Andy Burnham, the prime minister-in-waiting, brings a promise of likability and a mission voters can believe in, but he will need all that and more to survive the challenges ahead. As the nomination period for the next Labour leader approaches, uncertainty lingers not about who will lead, but about how different Burnham can be given the constraints of the same manifesto and external headwinds.
Divergent Expectations Among Labour Factions
Old-school Blairites see Burnham as one of their own, citing his background and the appointment of James Purnell as chief of staff. The Labour right takes heart from rumours of Shabana Mahmood as chancellor and Josh Simons' role in the policy team. Meanwhile, the soft left bets on Burnham's transformation—via the Hillsborough scandal, the infected blood scandal, and the inequalities exposed by Covid—from a New Labour careerist to a new kind of thinker. However, as Zoe Williams notes, "they can't all be right."
The Meaning of 'Good at Politics'
Everyone agrees Burnham will be better at the politics than his predecessor, but what does that mean? It could refer to his genuine public appeal, his ready-made parliamentary power base, his ability to cooperate across party lines, or his capacity to deliver speeches that sound sincere. According to Williams, authenticity is key: "We feel words are genuinely meant when they sound as if you wrote them yourself." She contrasts Burnham with figures like Boris Johnson and Jeremy Corbyn, who had authenticity, and David Cameron and Keir Starmer, who lacked it.
The Challenge of Authenticity and Radicalism
Authenticity often requires either a disregard for consequences or a readiness to face them—being a chancer or a radical. Radicalism means thinking beyond current allowances, but distinguishing a charlatan from a radical only becomes clear when their pronouncements are tested. Williams warns that a prime minister's ability to hold faith without ego-overdrive may not be evident until after leaving office.

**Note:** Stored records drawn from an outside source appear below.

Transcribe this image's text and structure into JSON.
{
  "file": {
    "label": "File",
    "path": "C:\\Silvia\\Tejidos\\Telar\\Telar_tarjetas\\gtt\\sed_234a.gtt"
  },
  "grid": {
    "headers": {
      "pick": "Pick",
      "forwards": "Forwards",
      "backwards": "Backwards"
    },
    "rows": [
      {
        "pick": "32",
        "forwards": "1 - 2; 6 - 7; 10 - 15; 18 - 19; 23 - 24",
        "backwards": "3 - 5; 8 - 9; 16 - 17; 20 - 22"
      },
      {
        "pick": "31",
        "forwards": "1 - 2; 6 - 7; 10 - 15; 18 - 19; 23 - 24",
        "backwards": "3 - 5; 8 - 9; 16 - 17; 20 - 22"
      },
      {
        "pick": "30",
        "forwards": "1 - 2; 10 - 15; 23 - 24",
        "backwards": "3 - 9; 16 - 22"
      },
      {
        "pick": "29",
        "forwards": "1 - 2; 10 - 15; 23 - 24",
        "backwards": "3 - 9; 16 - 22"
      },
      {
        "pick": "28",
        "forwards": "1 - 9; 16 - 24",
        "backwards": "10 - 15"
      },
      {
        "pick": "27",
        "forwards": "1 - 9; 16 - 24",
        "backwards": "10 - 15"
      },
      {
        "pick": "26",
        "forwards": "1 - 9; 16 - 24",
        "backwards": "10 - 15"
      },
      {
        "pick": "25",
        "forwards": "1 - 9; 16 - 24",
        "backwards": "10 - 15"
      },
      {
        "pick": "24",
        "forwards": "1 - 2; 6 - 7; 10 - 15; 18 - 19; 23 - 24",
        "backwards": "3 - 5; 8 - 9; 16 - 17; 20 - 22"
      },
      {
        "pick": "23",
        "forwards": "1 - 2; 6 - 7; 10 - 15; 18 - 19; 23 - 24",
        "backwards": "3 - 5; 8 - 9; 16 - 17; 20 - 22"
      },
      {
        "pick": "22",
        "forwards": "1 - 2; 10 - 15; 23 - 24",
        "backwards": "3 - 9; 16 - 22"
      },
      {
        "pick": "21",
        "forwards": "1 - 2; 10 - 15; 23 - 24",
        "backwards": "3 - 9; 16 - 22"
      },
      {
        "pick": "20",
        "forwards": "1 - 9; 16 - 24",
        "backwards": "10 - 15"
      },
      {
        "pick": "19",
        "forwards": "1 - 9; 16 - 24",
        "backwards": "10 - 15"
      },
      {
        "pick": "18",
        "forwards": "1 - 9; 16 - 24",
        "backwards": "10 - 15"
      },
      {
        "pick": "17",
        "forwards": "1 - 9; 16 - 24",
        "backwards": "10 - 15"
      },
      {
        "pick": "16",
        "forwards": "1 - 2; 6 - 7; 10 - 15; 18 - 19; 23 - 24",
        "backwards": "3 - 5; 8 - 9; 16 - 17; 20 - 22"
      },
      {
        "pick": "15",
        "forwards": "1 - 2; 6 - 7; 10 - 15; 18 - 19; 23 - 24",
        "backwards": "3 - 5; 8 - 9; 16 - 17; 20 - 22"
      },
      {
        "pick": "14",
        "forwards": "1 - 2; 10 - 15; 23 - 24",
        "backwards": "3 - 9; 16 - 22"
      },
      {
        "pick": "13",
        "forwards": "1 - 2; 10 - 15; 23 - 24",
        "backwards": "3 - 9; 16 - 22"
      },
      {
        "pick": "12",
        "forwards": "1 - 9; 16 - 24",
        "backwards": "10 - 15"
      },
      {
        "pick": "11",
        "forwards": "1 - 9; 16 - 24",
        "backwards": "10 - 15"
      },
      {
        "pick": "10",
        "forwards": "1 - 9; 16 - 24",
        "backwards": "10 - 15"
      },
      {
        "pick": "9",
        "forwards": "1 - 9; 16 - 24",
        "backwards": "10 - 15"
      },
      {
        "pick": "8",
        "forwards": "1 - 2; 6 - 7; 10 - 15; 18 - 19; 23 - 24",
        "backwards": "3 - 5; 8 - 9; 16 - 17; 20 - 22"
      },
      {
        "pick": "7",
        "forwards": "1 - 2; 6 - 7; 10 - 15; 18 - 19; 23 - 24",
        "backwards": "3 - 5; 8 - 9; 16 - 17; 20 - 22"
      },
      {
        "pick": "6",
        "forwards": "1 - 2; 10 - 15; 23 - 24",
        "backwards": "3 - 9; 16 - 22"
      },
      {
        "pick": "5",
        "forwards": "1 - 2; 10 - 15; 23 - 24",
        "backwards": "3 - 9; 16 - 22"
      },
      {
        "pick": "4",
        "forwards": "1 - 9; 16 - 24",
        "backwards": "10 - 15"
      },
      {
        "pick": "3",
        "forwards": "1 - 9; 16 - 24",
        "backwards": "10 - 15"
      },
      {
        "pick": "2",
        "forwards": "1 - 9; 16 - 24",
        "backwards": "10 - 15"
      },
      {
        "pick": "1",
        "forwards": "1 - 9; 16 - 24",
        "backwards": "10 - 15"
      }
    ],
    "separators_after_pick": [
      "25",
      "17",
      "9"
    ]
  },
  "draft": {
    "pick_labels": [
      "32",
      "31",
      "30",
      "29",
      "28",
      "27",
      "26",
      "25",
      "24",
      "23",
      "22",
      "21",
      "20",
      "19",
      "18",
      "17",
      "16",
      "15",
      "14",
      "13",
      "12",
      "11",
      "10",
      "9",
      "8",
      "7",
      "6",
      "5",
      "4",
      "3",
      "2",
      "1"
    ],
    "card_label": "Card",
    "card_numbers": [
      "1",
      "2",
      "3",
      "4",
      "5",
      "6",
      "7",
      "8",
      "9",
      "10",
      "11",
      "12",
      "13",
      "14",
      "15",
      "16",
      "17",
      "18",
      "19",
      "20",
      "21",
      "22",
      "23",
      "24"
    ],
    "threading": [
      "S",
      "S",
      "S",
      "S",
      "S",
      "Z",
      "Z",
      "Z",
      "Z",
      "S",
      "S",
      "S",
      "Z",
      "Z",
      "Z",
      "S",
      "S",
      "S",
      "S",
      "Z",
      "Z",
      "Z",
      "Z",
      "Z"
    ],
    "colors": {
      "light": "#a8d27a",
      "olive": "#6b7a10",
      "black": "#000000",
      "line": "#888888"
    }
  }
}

Internal Party Dynamics and Leadership Tests
Inside the party, Burnham must navigate classic political challenges: distinguishing loyal MPs from those supporting him for winning, bringing along dissenters without brute authority, delegating without creating rival fiefdoms, making decisions, and withstanding unpopularity while staying receptive to critique. The grimy aspects of politics—ruthlessness, inconsistency, low cunning, dishonesty—create a contradiction: survival requires guile, but too much sinks leadership, as seen with Johnson.
Mission Over Politics
Williams argues that Starmer's downfall was not a lack of base nature but an absence of mission. Burnham promises a mission, and when we say he is "good at politics," we cannot know if he will realise that promise, but at least he knows he is making it. She concludes: "'Good at politics' will never make a legacy, but it can make a start."